Webley and Scott 920K shotgun.
You could say Webley and Scott’s new 20 bore O/U is a gun for all occasions thanks to the fact it comes in two different guises and three barrel lengths to suit the long, short and the tall.
The one I’ve been evaluating is the field model with 30in barrels but there’s a Sporter version with the same length tubes – and both are also available with 26 or 28in barrels according to customer preference.
It’s a good looking gun with all the metal work finished in black apart from the gold trigger and a brass foresight.
The very noticeable blacking is extremely deep and glossy and this quality has been achieved by polishing the metal to a very high standard indeed.
The narrow ventilated top rib has been matted to reduce glare and the tubes used on this gun are true and well finished.
The makers tell me the barrel black in future will go over to a black chrome which will give maximum protection from the elements.
In contrast, all the internal parts of the gun are silver and finished to a good standard. The mechanism is clean and simple, with hammers powered by coil springs pivoting from the bottom of the action.
The sears suspend from above and the cocking levers – which are captive with the hammers – engage with the ejectors only when the tumbler powers forward during firing.
Trigger pulls are crisp, the ejectors are timed correctly and thanks to the fact it has been cut from a single piece of steel the action frame is a very solid affair.
The action hinges open on stub pins with an action wide bolt engaging the bite at the bottom of the monoblock for a secure lock up.
As you can see from the pictures here there’s a bare minimum of border engraving and the maker’s name is highlighted in silver, as too is the Webley and Scott logo and the gun’s model number.
The laser cut chequering follows traditional patterns and the Webley and Scott logo cut into the base of the pistol grip has also been done by laser. It’s a nice finishing touch.
The stock has a 14.3/8in length of pull – which might prove a tad short for some shooters – and is finished with a thin black rubber recoil pad with a hard heel for smooth mounting.

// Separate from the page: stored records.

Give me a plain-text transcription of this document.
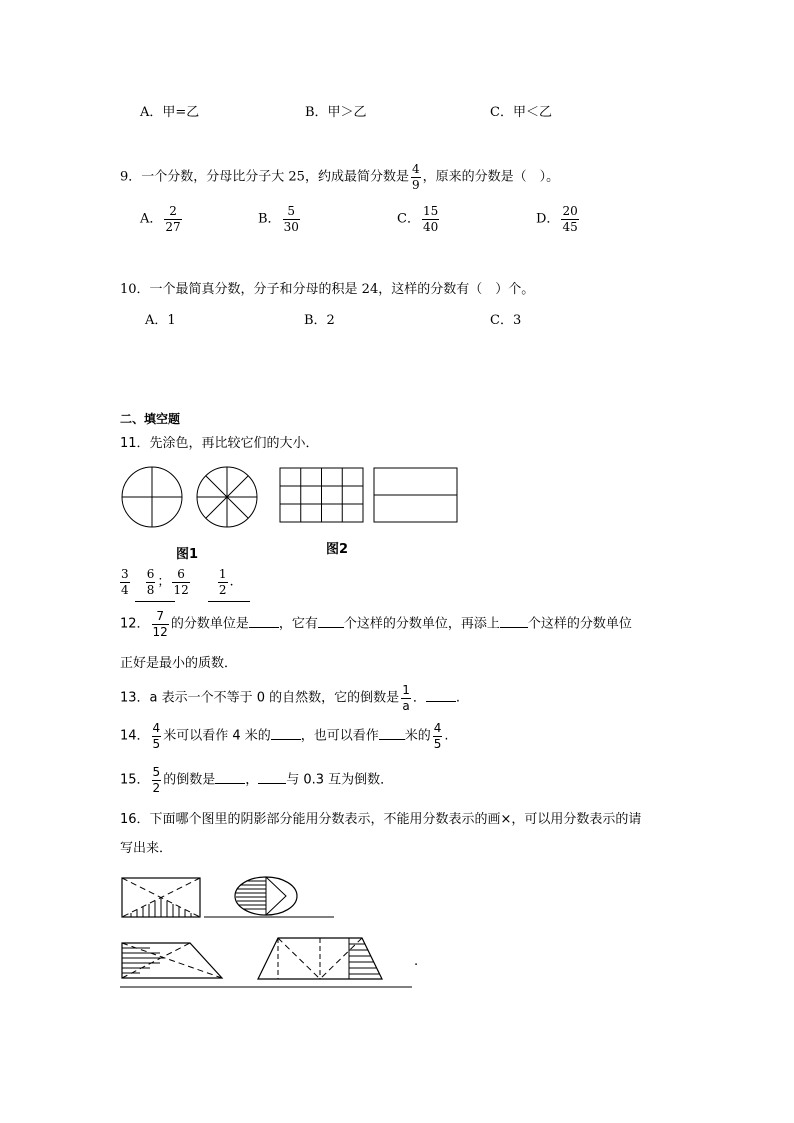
A．甲=乙	B．甲＞乙	C．甲＜乙
9．一个分数，分母比分子大 25，约成最简分数是 $\frac{4}{9}$ ，原来的分数是（　）。
A． $\frac{2}{27}$	B． $\frac{5}{30}$	C． $\frac{15}{40}$	D． $\frac{20}{45}$
10．一个最简真分数，分子和分母的积是 24，这样的分数有（　）个。
A．1	B．2	C．3
二、填空题
11．先涂色，再比较它们的大小．
图1	图2
$\frac{3}{4}$
$\frac{6}{8}$ ； $\frac{6}{12}$
$\frac{1}{2}$ .
12． $\frac{7}{12}$ 的分数单位是 ，它有 个这样的分数单位，再添上 个这样的分数单位
正好是最小的质数．
13．a 表示一个不等于 0 的自然数，它的倒数是 $\frac{1}{a}$ ． .
14． $\frac{4}{5}$ 米可以看作 4 米的 ，也可以看作 米的 $\frac{4}{5}$ .
15． $\frac{5}{2}$ 的倒数是 ， 与 0.3 互为倒数．
16．下面哪个图里的阴影部分能用分数表示，不能用分数表示的画×，可以用分数表示的请
写出来．
.
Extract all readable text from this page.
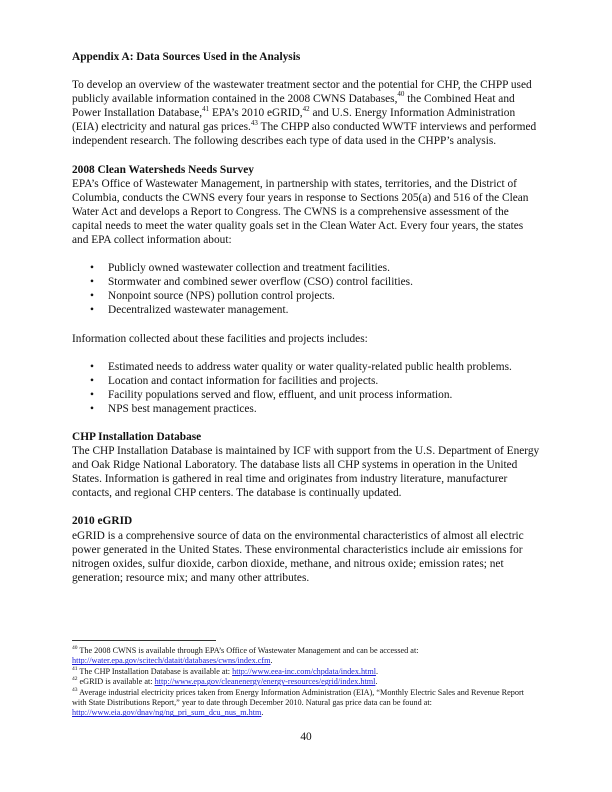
Appendix A: Data Sources Used in the Analysis

To develop an overview of the wastewater treatment sector and the potential for CHP, the CHPP used publicly available information contained in the 2008 CWNS Databases,$^{40}$ the Combined Heat and Power Installation Database,$^{41}$ EPA’s 2010 eGRID,$^{42}$ and U.S. Energy Information Administration (EIA) electricity and natural gas prices.$^{43}$ The CHPP also conducted WWTF interviews and performed independent research. The following describes each type of data used in the CHPP’s analysis.

2008 Clean Watersheds Needs Survey

EPA’s Office of Wastewater Management, in partnership with states, territories, and the District of Columbia, conducts the CWNS every four years in response to Sections 205(a) and 516 of the Clean Water Act and develops a Report to Congress. The CWNS is a comprehensive assessment of the capital needs to meet the water quality goals set in the Clean Water Act. Every four years, the states and EPA collect information about:

• Publicly owned wastewater collection and treatment facilities.
• Stormwater and combined sewer overflow (CSO) control facilities.
• Nonpoint source (NPS) pollution control projects.
• Decentralized wastewater management.

Information collected about these facilities and projects includes:

• Estimated needs to address water quality or water quality-related public health problems.
• Location and contact information for facilities and projects.
• Facility populations served and flow, effluent, and unit process information.
• NPS best management practices.
CHP Installation Database

The CHP Installation Database is maintained by ICF with support from the U.S. Department of Energy and Oak Ridge National Laboratory. The database lists all CHP systems in operation in the United States. Information is gathered in real time and originates from industry literature, manufacturer contacts, and regional CHP centers. The database is continually updated.

2010 eGRID

eGRID is a comprehensive source of data on the environmental characteristics of almost all electric power generated in the United States. These environmental characteristics include air emissions for nitrogen oxides, sulfur dioxide, carbon dioxide, methane, and nitrous oxide; emission rates; net generation; resource mix; and many other attributes.

$^{40}$ The 2008 CWNS is available through EPA’s Office of Wastewater Management and can be accessed at: http://water.epa.gov/scitech/datait/databases/cwns/index.cfm.
$^{41}$ The CHP Installation Database is available at: http://www.eea-inc.com/chpdata/index.html.
$^{42}$ eGRID is available at: http://www.epa.gov/cleanenergy/energy-resources/egrid/index.html.
$^{43}$ Average industrial electricity prices taken from Energy Information Administration (EIA), “Monthly Electric Sales and Revenue Report with State Distributions Report,” year to date through December 2010. Natural gas price data can be found at: http://www.eia.gov/dnav/ng/ng_pri_sum_dcu_nus_m.htm.
40
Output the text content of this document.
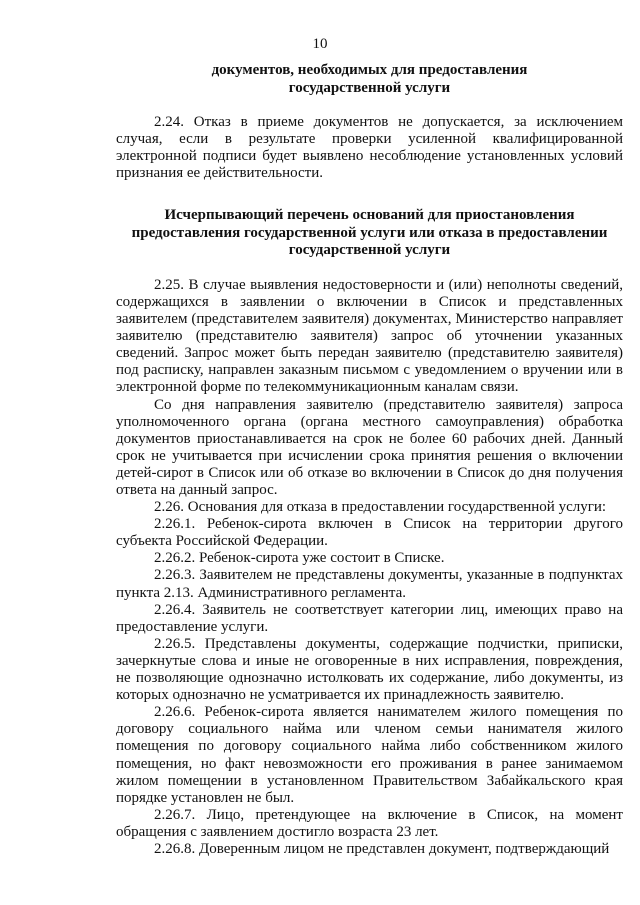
10
документов, необходимых для предоставления государственной услуги

2.24. Отказ в приеме документов не допускается, за исключением случая, если в результате проверки усиленной квалифицированной электронной подписи будет выявлено несоблюдение установленных условий признания ее действительности.

Исчерпывающий перечень оснований для приостановления предоставления государственной услуги или отказа в предоставлении государственной услуги

2.25. В случае выявления недостоверности и (или) неполноты сведений, содержащихся в заявлении о включении в Список и представленных заявителем (представителем заявителя) документах, Министерство направляет заявителю (представителю заявителя) запрос об уточнении указанных сведений. Запрос может быть передан заявителю (представителю заявителя) под расписку, направлен заказным письмом с уведомлением о вручении или в электронной форме по телекоммуникационным каналам связи.

Со дня направления заявителю (представителю заявителя) запроса уполномоченного органа (органа местного самоуправления) обработка документов приостанавливается на срок не более 60 рабочих дней. Данный срок не учитывается при исчислении срока принятия решения о включении детей-сирот в Список или об отказе во включении в Список до дня получения ответа на данный запрос.

2.26. Основания для отказа в предоставлении государственной услуги:

2.26.1. Ребенок-сирота включен в Список на территории другого субъекта Российской Федерации.

2.26.2. Ребенок-сирота уже состоит в Списке.

2.26.3. Заявителем не представлены документы, указанные в подпунктах пункта 2.13. Административного регламента.

2.26.4. Заявитель не соответствует категории лиц, имеющих право на предоставление услуги.

2.26.5. Представлены документы, содержащие подчистки, приписки, зачеркнутые слова и иные не оговоренные в них исправления, повреждения, не позволяющие однозначно истолковать их содержание, либо документы, из которых однозначно не усматривается их принадлежность заявителю.

2.26.6. Ребенок-сирота является нанимателем жилого помещения по договору социального найма или членом семьи нанимателя жилого помещения по договору социального найма либо собственником жилого помещения, но факт невозможности его проживания в ранее занимаемом жилом помещении в установленном Правительством Забайкальского края порядке установлен не был.

2.26.7. Лицо, претендующее на включение в Список, на момент обращения с заявлением достигло возраста 23 лет.

2.26.8. Доверенным лицом не представлен документ, подтверждающий
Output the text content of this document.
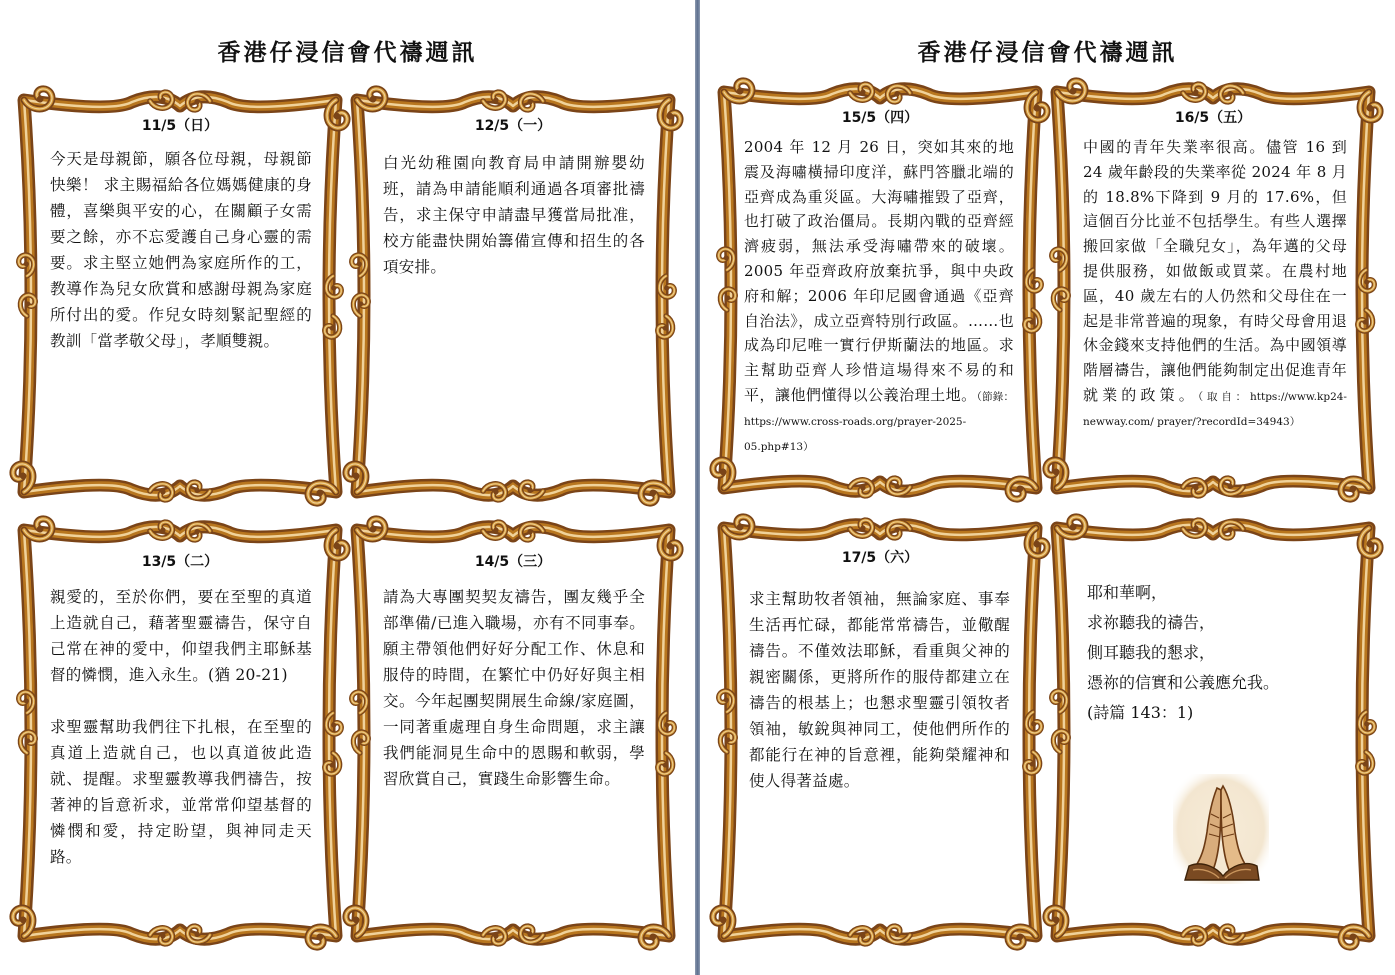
香港仔浸信會代禱週訊
11/5（日）

今天是母親節，願各位母親，母親節快樂！ 求主賜福給各位媽媽健康的身體，喜樂與平安的心，在關顧子女需要之餘，亦不忘愛護自己身心靈的需要。求主堅立她們為家庭所作的工，教導作為兒女欣賞和感謝母親為家庭所付出的愛。作兒女時刻緊記聖經的教訓「當孝敬父母」，孝順雙親。

12/5（一）

白光幼稚園向教育局申請開辦嬰幼班，請為申請能順利通過各項審批禱告，求主保守申請盡早獲當局批准，校方能盡快開始籌備宣傳和招生的各項安排。

13/5（二）

親愛的，至於你們，要在至聖的真道上造就自己，藉著聖靈禱告，保守自己常在神的愛中，仰望我們主耶穌基督的憐憫，進入永生。(猶 20-21)

求聖靈幫助我們往下扎根，在至聖的真道上造就自己，也以真道彼此造就、提醒。求聖靈教導我們禱告，按著神的旨意祈求，並常常仰望基督的憐憫和愛，持定盼望，與神同走天路。

14/5（三）

請為大專團契契友禱告，團友幾乎全部準備/已進入職場，亦有不同事奉。願主帶領他們好好分配工作、休息和服侍的時間，在繁忙中仍好好與主相交。今年起團契開展生命線/家庭圖，一同著重處理自身生命問題，求主讓我們能洞見生命中的恩賜和軟弱，學習欣賞自己，實踐生命影響生命。

香港仔浸信會代禱週訊
15/5（四）

2004 年 12 月 26 日，突如其來的地震及海嘯橫掃印度洋，蘇門答臘北端的亞齊成為重災區。大海嘯摧毀了亞齊，也打破了政治僵局。長期內戰的亞齊經濟疲弱，無法承受海嘯帶來的破壞。2005 年亞齊政府放棄抗爭，與中央政府和解；2006 年印尼國會通過《亞齊自治法》，成立亞齊特別行政區。……也成為印尼唯一實行伊斯蘭法的地區。求主幫助亞齊人珍惜這場得來不易的和平，讓他們懂得以公義治理土地。（節錄：https://www.cross-roads.org/prayer-2025-05.php#13）

16/5（五）

中國的青年失業率很高。儘管 16 到 24 歲年齡段的失業率從 2024 年 8 月的 18.8%下降到 9 月的 17.6%，但這個百分比並不包括學生。有些人選擇搬回家做「全職兒女」，為年邁的父母提供服務，如做飯或買菜。在農村地區，40 歲左右的人仍然和父母住在一起是非常普遍的現象，有時父母會用退休金錢來支持他們的生活。為中國領導階層禱告，讓他們能夠制定出促進青年就業的政策。（取自：https://www.kp24- newway.com/ prayer/?recordId=34943）

17/5（六）

求主幫助牧者領袖，無論家庭、事奉生活再忙碌，都能常常禱告，並儆醒禱告。不僅效法耶穌，看重與父神的親密關係，更將所作的服侍都建立在禱告的根基上；也懇求聖靈引領牧者領袖，敏銳與神同工，使他們所作的都能行在神的旨意裡，能夠榮耀神和使人得著益處。

耶和華啊，
求祢聽我的禱告，
側耳聽我的懇求，
憑祢的信實和公義應允我。
(詩篇 143：1)
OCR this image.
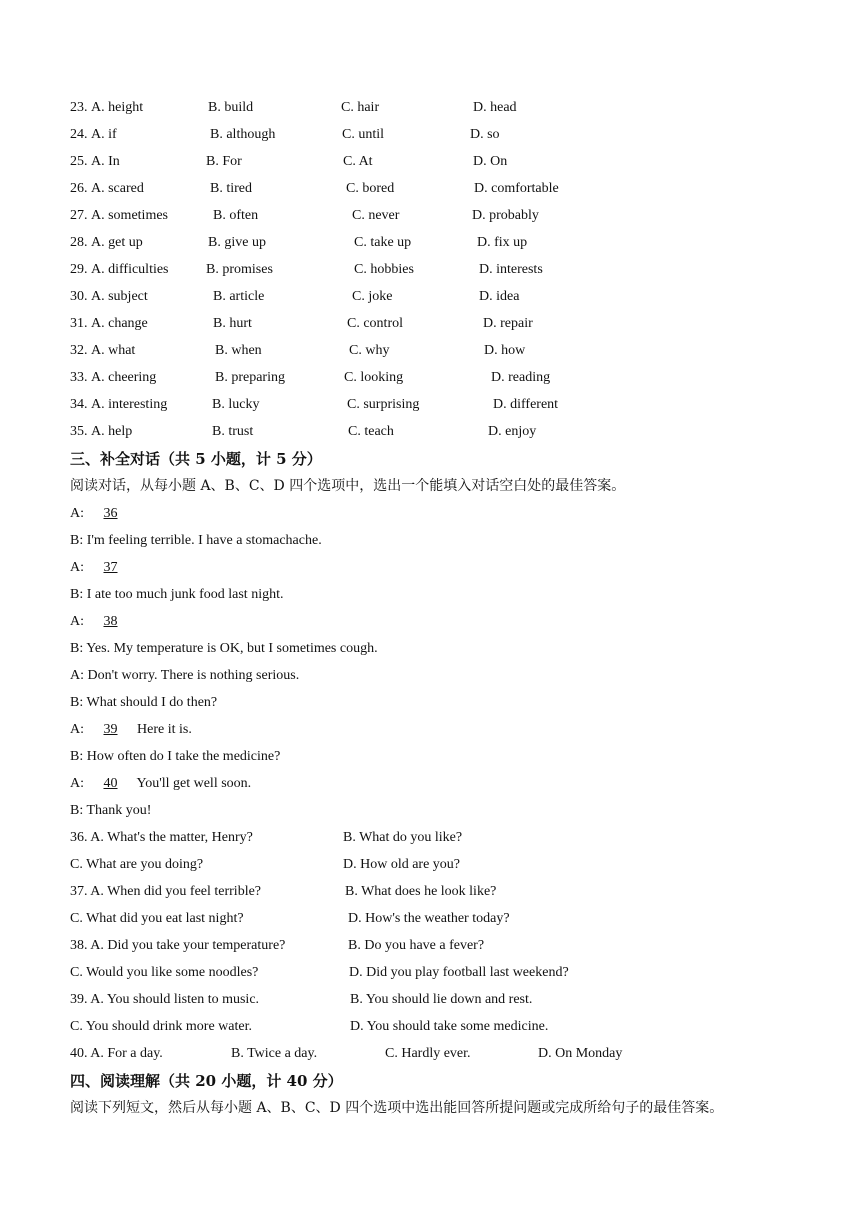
23. A. height	B. build	C. hair	D. head
24. A. if	B. although	C. until	D. so
25. A. In	B. For	C. At	D. On
26. A. scared	B. tired	C. bored	D. comfortable
27. A. sometimes	B. often	C. never	D. probably
28. A. get up	B. give up	C. take up	D. fix up
29. A. difficulties	B. promises	C. hobbies	D. interests
30. A. subject	B. article	C. joke	D. idea
31. A. change	B. hurt	C. control	D. repair
32. A. what	B. when	C. why	D. how
33. A. cheering	B. preparing	C. looking	D. reading
34. A. interesting	B. lucky	C. surprising	D. different
35. A. help	B. trust	C. teach	D. enjoy
三、补全对话（共 5 小题，计 5 分）
阅读对话，从每小题 A、B、C、D 四个选项中，选出一个能填入对话空白处的最佳答案。
A: 36
B: I'm feeling terrible. I have a stomachache.
A: 37
B: I ate too much junk food last night.
A: 38
B: Yes. My temperature is OK, but I sometimes cough.
A: Don't worry. There is nothing serious.
B: What should I do then?
A: 39 Here it is.
B: How often do I take the medicine?
A: 40 You'll get well soon.
B: Thank you!
36. A. What's the matter, Henry?	B. What do you like?
C. What are you doing?	D. How old are you?
37. A. When did you feel terrible?	B. What does he look like?
C. What did you eat last night?	D. How's the weather today?
38. A. Did you take your temperature?	B. Do you have a fever?
C. Would you like some noodles?	D. Did you play football last weekend?
39. A. You should listen to music.	B. You should lie down and rest.
C. You should drink more water.	D. You should take some medicine.
40. A. For a day.	B. Twice a day.	C. Hardly ever.	D. On Monday
四、阅读理解（共 20 小题，计 40 分）
阅读下列短文，然后从每小题 A、B、C、D 四个选项中选出能回答所提问题或完成所给句子的最佳答案。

Drops at comb and heel are pretty standard at 1.3/8in and 2¼ in respectively and there’s a slight right cast of a couple of mm.
The 920 weighed in at just under 6lb 13oz which is fine in my book for a gun designed for game and rough shooting but one that might also be used for a bit of clay breaking.
Its weight and balance really does enhance its position as an all-rounder.
Distributors, Highland Outdoors, do a pre-delivery inspection on all their guns and they provide a check list to say it has been thoroughly inspected before it leaves their workshop.
They also back the Webley and Scott range with a three year warranty.
“This gun is nicely put together and finished – and at £775 it represents extremely good value for money! I particularly like the pronounced pistol grip because it gives a positive feel and helps direct the gun naturally. The fore-end shape looks and feels good too.”